The BBC say programmes would be available online instead, but in my opinion staring at a computer for hours is worse than staring at a television screen, as it's closer to young eyes. And a tablet can't just be on in the background to free movement and creative play: it ties you to a chair. And while I will admit that most 3 year olds can operate an iPad better than me, they still won't have the finesse to locate the programmes they need. Plus the broadband connection in our house is s**te, so half the time watching anything on iPlayer is just looking at that sodding cerise circle buffering. And I bet there wouldn't be a birthday card segment.

Some of you without children will be thinking "Stop moaning, it's a good excuse to switch off your TV set and go out and do something less boring instead." To which I say there's a reason Why Don't You? isn't on any more. (It was crap.) And yes, for ten hours of the day we do, and this is for the remaining two when all other options (not to mention all of us) are exhausted.

Now that she has started school, I don't think that my daughter will watch CBeebies for much longer. She is out of the house for that much more of the day, and soon peer pressure will mean that she graduates to CBBC instead. But that doesn't mean I am not prepared to fight to save CBeebies. I owe it so much. Someone has organised a petition here. Sign it!

Tuesday, 8 September 2015

Wolf Hall (2)

"Where is Wolf Hall?" I asked in a previous post. Now I know - turns out it's Barrington Court in Somerset. We stopped off at this National Trust property on a whim en route to Hawkchurch in Devon. We were running early owing to inclement weather at another National Trust property off the M5 (Tyntesfield) curtailed our visit, and our host wasn't yet home from work. We had an hour to kill, the rain showers had cleared, and the sun was reflecting in the puddles. It was a definite case of "Why not?"
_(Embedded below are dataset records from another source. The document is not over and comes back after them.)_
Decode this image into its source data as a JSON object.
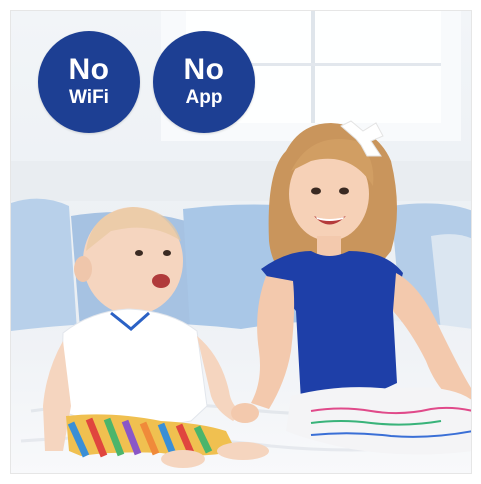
{
  "badges": [
    {
      "line1": "No",
      "line2": "WiFi"
    },
    {
      "line1": "No",
      "line2": "App"
    }
  ],
  "colors": {
    "badge": "#1d3f93",
    "wall": "#eef2f6",
    "pillow": "#a9c7e7",
    "dress": "#1e3fa8",
    "bed": "#f5f6f8"
  },
  "scene": "baby-and-girl-playing-on-bed"
}
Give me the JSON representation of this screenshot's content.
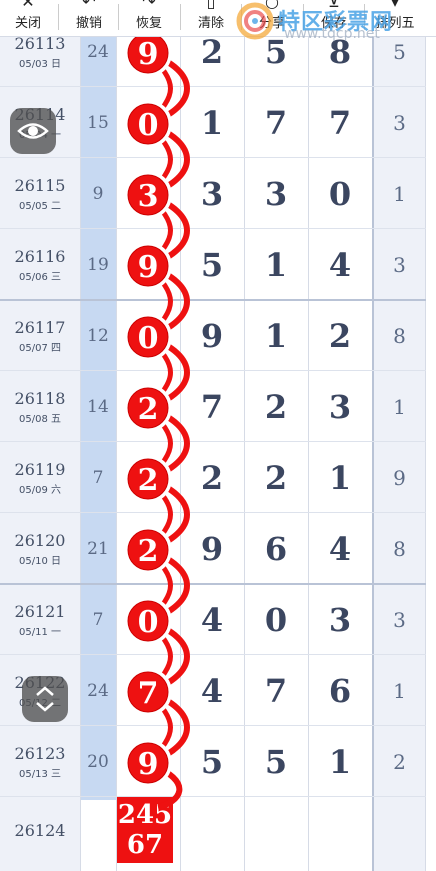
{
  "toolbar": {
    "items": [
      {
        "label": "关闭",
        "icon": "close-icon",
        "glyph": "✕"
      },
      {
        "label": "撤销",
        "icon": "undo-icon",
        "glyph": "↶"
      },
      {
        "label": "恢复",
        "icon": "redo-icon",
        "glyph": "↷"
      },
      {
        "label": "清除",
        "icon": "trash-icon",
        "glyph": "▯"
      },
      {
        "label": "分享",
        "icon": "share-icon",
        "glyph": "○"
      },
      {
        "label": "保存",
        "icon": "save-icon",
        "glyph": "⊻"
      },
      {
        "label": "排列五",
        "icon": "dropdown-icon",
        "glyph": "▾"
      }
    ]
  },
  "logo": {
    "title": "特区彩票网",
    "url": "www.tqcp.net"
  },
  "rows": [
    {
      "issue": "26113",
      "date": "05/03 日",
      "sum": "24",
      "ball": "9",
      "digits": [
        "2",
        "5",
        "8"
      ],
      "last": "5"
    },
    {
      "issue": "26114",
      "date": "05/04 一",
      "sum": "15",
      "ball": "0",
      "digits": [
        "1",
        "7",
        "7"
      ],
      "last": "3"
    },
    {
      "issue": "26115",
      "date": "05/05 二",
      "sum": "9",
      "ball": "3",
      "digits": [
        "3",
        "3",
        "0"
      ],
      "last": "1"
    },
    {
      "issue": "26116",
      "date": "05/06 三",
      "sum": "19",
      "ball": "9",
      "digits": [
        "5",
        "1",
        "4"
      ],
      "last": "3"
    },
    {
      "issue": "26117",
      "date": "05/07 四",
      "sum": "12",
      "ball": "0",
      "digits": [
        "9",
        "1",
        "2"
      ],
      "last": "8"
    },
    {
      "issue": "26118",
      "date": "05/08 五",
      "sum": "14",
      "ball": "2",
      "digits": [
        "7",
        "2",
        "3"
      ],
      "last": "1"
    },
    {
      "issue": "26119",
      "date": "05/09 六",
      "sum": "7",
      "ball": "2",
      "digits": [
        "2",
        "2",
        "1"
      ],
      "last": "9"
    },
    {
      "issue": "26120",
      "date": "05/10 日",
      "sum": "21",
      "ball": "2",
      "digits": [
        "9",
        "6",
        "4"
      ],
      "last": "8"
    },
    {
      "issue": "26121",
      "date": "05/11 一",
      "sum": "7",
      "ball": "0",
      "digits": [
        "4",
        "0",
        "3"
      ],
      "last": "3"
    },
    {
      "issue": "26122",
      "date": "05/12 二",
      "sum": "24",
      "ball": "7",
      "digits": [
        "4",
        "7",
        "6"
      ],
      "last": "1"
    },
    {
      "issue": "26123",
      "date": "05/13 三",
      "sum": "20",
      "ball": "9",
      "digits": [
        "5",
        "5",
        "1"
      ],
      "last": "2"
    }
  ],
  "prediction": {
    "issue": "26124",
    "line1": "245",
    "line2": "67"
  },
  "floating": {
    "eye_icon": "eye-icon",
    "toggle_icon": "expand-collapse-icon"
  },
  "colors": {
    "ball": "#ee1111",
    "trend_line": "#ee1111",
    "sum_column": "#c7d9f2",
    "issue_column": "#eef1f8",
    "logo": "#4aa3e6"
  }
}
So yes, previously unbeknownst to us, this Tudor mansion, left devoid of furniture after its previous owners the Lyle (as in Tate & Lyle sugar) family moved out, was taken over by the BBC last year as the backdrop to its production of Wolf Hall. They left some of the costumes behind in the otherwise empty rooms to prove it.

We paid off our £104 family membership of the National Trust in just six days this summer, by using properties in lieu of service stations to break up long car journeys between York, Warwickshire and Devon. In order of priority, Barrington Court, like all the others, offered clean toilets and a beautiful garden. The garden had archery to try, games to play, fish to admire, flowers to sniff, and space for our daughter (cooped up in the back of the car for far too long) to run around in. There was also a children's trail of things to spot in the house, though as usual our daughter refused to spot anything other than what was on the trail. Besides, how could I persuade her that the video clips of Wolf Hall playing were interesting when even I had found the television adaptation dark and dull? (Though there was a flicker of attention when I said that the miserable man in black was also the voice of Flop on Bing.) There was the regulation "nice tea room" (with free drinks for kids) for final refreshments before we clambered back into the car and moved on. Definitely what I call a Welcome Break.